Setelah merasakan hal yang sama terulang kembali, kini aku punya firasat kuat bahwa aku akan mengalami sesuatu yang sama untuk ketiga kalinya. Entah apakah aku akan mengalaminya, atau sebenarnya aku sedang mengalaminya. Pertanyaan yang terlintas ketika aku merenungi pola ini adalah, "karma apa yang telah kulakukan sehingga pola ini terus berulang?"
Dalam acara Seninan empat hari yang lalu, kami membahas topik yang bertajuk "Berwisata ke Dalam Diri". Ternyata, topik ini mengarahkan kami untuk healing our inner child. Ada salah satu pembahasan dalam hal ini yang terkait dengan dua paragraf sebelumnya. Disebutkan bahwa salah satu ciri inner child kita belum teratasi adalah: kita akan terus bertemu dengan pola yang sama, alias looping. Waktu, tempat, dan pelakunya mungkin akan berbeda-beda, tetapi inti kejadiannya tetap sama. Sebab, saat inner child belum sembuh, kita akan berusaha mencari pertolongan dari luar secara tidak sadar. Semesta pun akan mendukung kita untuk menjadi master dari pola tersebut.
Trauma ini ternyata masih ada. Ketakutan ini masih bangkit dengan sedikit pemicu yang mungkin bisa saja salah, tapi aku tak tahu mana yang benar.
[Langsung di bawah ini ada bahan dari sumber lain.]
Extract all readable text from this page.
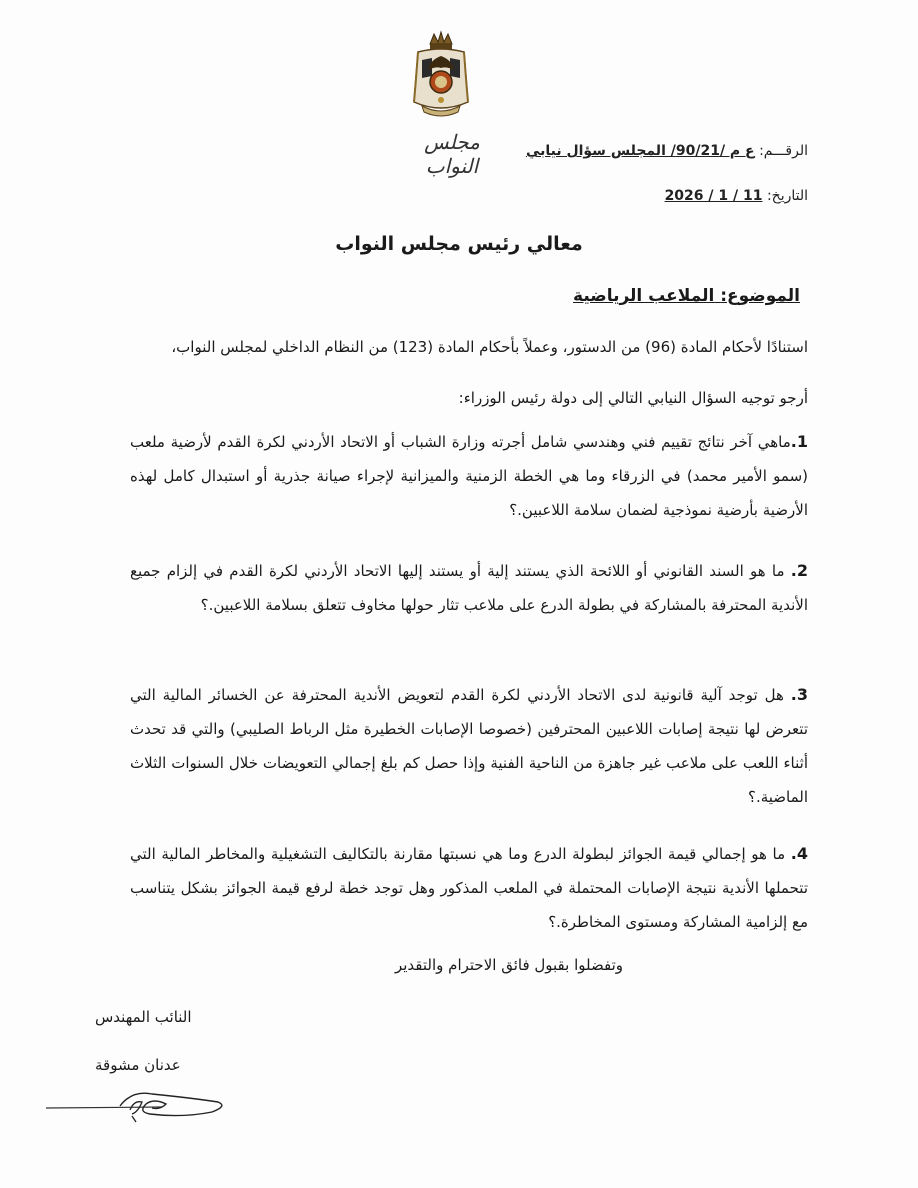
مجلس النواب
الرقـــم: ع م /90/21/ المجلس سؤال نيابي
التاريخ: 2026 / 1 / 11
معالي رئيس مجلس النواب
الموضوع: الملاعب الرياضية
استنادًا لأحكام المادة (96) من الدستور، وعملاً بأحكام المادة (123) من النظام الداخلي لمجلس النواب،
أرجو توجيه السؤال النيابي التالي إلى دولة رئيس الوزراء:
1.ماهي آخر نتائج تقييم فني وهندسي شامل أجرته وزارة الشباب أو الاتحاد الأردني لكرة القدم لأرضية ملعب (سمو الأمير محمد) في الزرقاء وما هي الخطة الزمنية والميزانية لإجراء صيانة جذرية أو استبدال كامل لهذه الأرضية بأرضية نموذجية لضمان سلامة اللاعبين.؟
2. ما هو السند القانوني أو اللائحة الذي يستند إلية أو يستند إليها الاتحاد الأردني لكرة القدم في إلزام جميع الأندية المحترفة بالمشاركة في بطولة الدرع على ملاعب تثار حولها مخاوف تتعلق بسلامة اللاعبين.؟
3. هل توجد آلية قانونية لدى الاتحاد الأردني لكرة القدم لتعويض الأندية المحترفة عن الخسائر المالية التي تتعرض لها نتيجة إصابات اللاعبين المحترفين (خصوصا الإصابات الخطيرة مثل الرباط الصليبي) والتي قد تحدث أثناء اللعب على ملاعب غير جاهزة من الناحية الفنية وإذا حصل كم بلغ إجمالي التعويضات خلال السنوات الثلاث الماضية.؟
4. ما هو إجمالي قيمة الجوائز لبطولة الدرع وما هي نسبتها مقارنة بالتكاليف التشغيلية والمخاطر المالية التي تتحملها الأندية نتيجة الإصابات المحتملة في الملعب المذكور وهل توجد خطة لرفع قيمة الجوائز بشكل يتناسب مع إلزامية المشاركة ومستوى المخاطرة.؟
وتفضلوا بقبول فائق الاحترام والتقدير
النائب المهندس
عدنان مشوقة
Diriku secara spontan masih mencari subjek untuk disalahkan, dan diri sendiri adalah subjek terdekat yang paling bisa disalahkan. Aku tahu bahwa sepantasnya aku menerima, tetapi memang tidak semudah itu. Kali ini, aku tidak ingin melawan. Aku akan menunggu sampai waktunya tepat. Dan semesta selalu tepat waktu.